Abortion in Film: 4 Months, 3 Weeks and 2 Days

To quote Gloria Feldt, “Media portrayals, real or fictional, don’t merely inform us — they form us.” In this series, I will be examining five films – classic, mainstream, independent, foreign, and pre-Roe – and five television shows – daytime soap, drama, pre-Roe, critically lauded, and teen-oriented – that address unexpected pregnancy, to examine how past portrayals can influence and reflect society’s view of abortion.

This is an intense movie. Not to mention terrifying and infuriating and impossible to turn off – a masterfully written, filmed, and acted chronicle of two young women’s attempt to obtain an illegal abortion in Romania, circa 1987. Otilia, a resourceful and unflappable college student, raises the money, secures the hotel room, and meets the abortionist who will terminate her roommate Gabita’s pregnancy. She’s the one making the arrangements because Gabita is on the edge of panic, essentially sleepwalking through the day until the abortionist comes to the hotel, at which point the movie takes an even darker turn. The dynamic between Otilia and Gabita, more than any other relationship in the film, is riveting and complicated, and a large part of what makes the movie so compelling. It’s no wonder that critics largely adored this 2007 release, which won that year’s Palme d’Or at the Cannes Film Festival.

What struck me most about 4 Months, though, was how much of Otilia and Gabita’s experience is still relevant today, in the U.S. True, women and providers do not risk jail time for having or performing an abortion – although depending on how Nebraska’s fetal pain fight plays out, or if Personhood USA prevails this election year, or some anti-choice politician decides that despite a physician’s best intentions, he unknowingly performed a so-called partial-birth abortion, we could find ourselves in a situation where abortion is punishable with jail time.

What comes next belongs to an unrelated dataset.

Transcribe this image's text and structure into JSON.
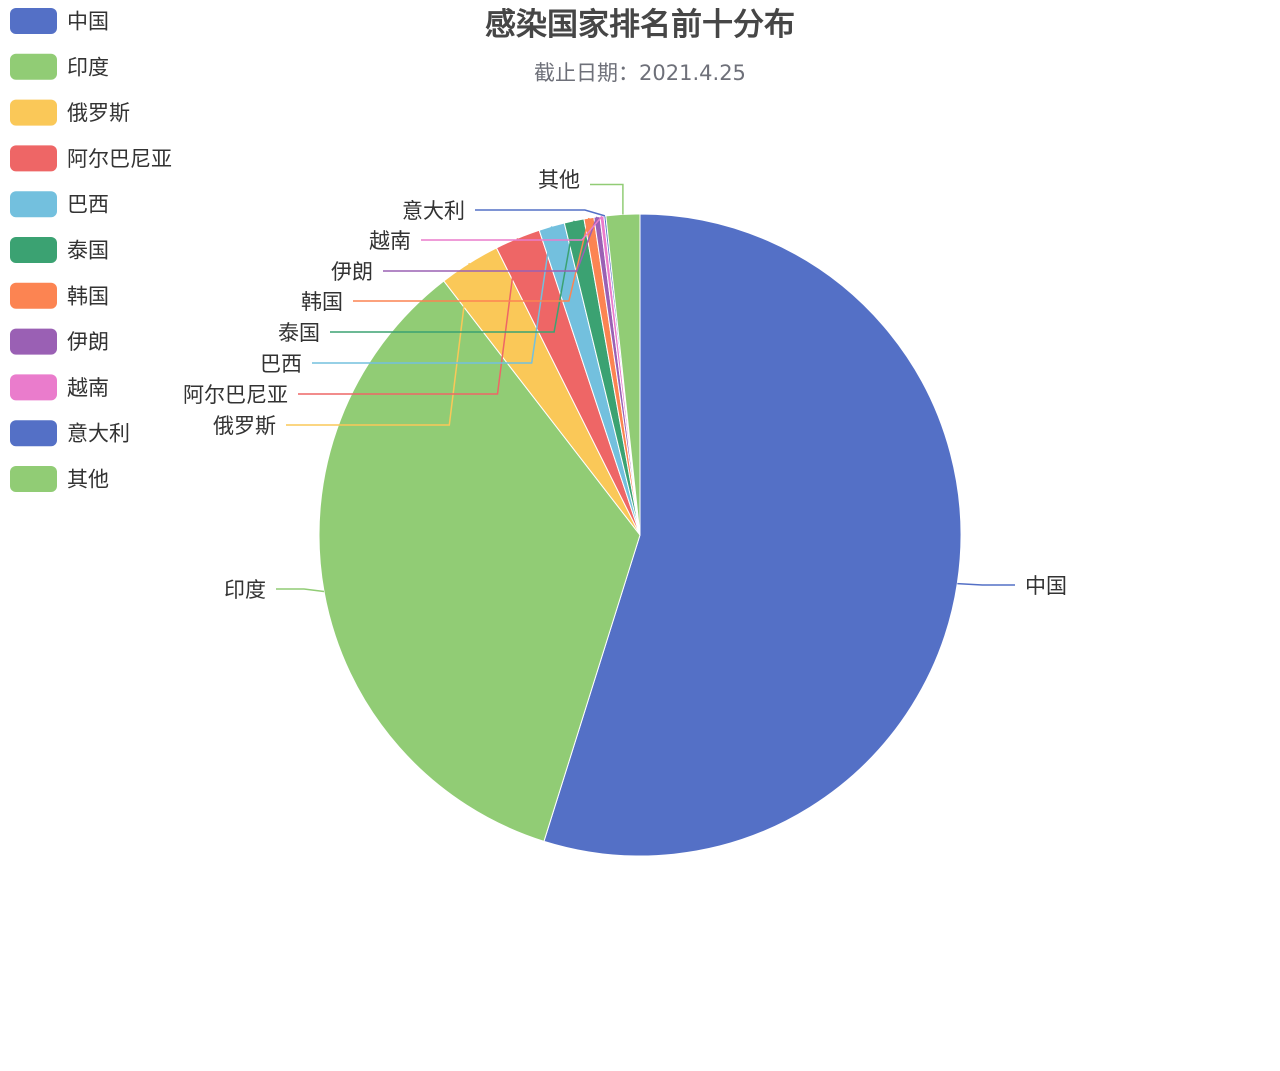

But the mad scrambling for money? Yeah, that still plays out today, over and over. Because even if you have health insurance, it might not cover elective abortion (or medically necessary abortion, for that matter); and if you don’t have health insurance, you have to raise $200 or $300 or $400 on your own – or more, depending on the number of weeks – and do it fast, before the price jumps even more. Many women are able to do this without significant trouble, but just as many women have to make the decision between paying for an abortion or paying rent or utility bills or buying groceries. They raise the money in $50 and $75 increments, borrowing from a sister or a neighbor or sometimes, but not often enough, the man involved. And maybe they can say what the money’s for, but it’s just as likely they can’t, because they know they’ll be judged. Add in the other barriers to obtaining care, like mandatory waiting periods and the scarcity of clinics in many parts of the country, and you have a situation where abortion might be legal, but it’s hardly a realistic choice. 4 Months depicted a period in time that is, thankfully, in the past (albeit not that long ago), even as it reminds the viewer why freedom of choice should never be taken for granted.

About Sarah:
Sarah's first book, Generation Roe: Inside the Future of the Pro-Choice Movement, will be out March 2013. For more information, follow her on Twitter @saraherdreich, or check out saraherdreich.com.


  1. I saw this film and agree that it is an important and intense film. Long ago, when abortions were not legal or easily available, women in the United States were faced with this horror. I am reminded of the bad old days in the 1960′s when a pregnant friend suddenly stopped going to school. Her mother said she was visiting her aunt. I could only hope that her “aunt” was helping her find a safe solution to her unwanted pregnancy.

  2. freewomyn says:

    Totally putting this on my Netflix que. Thanks for the review.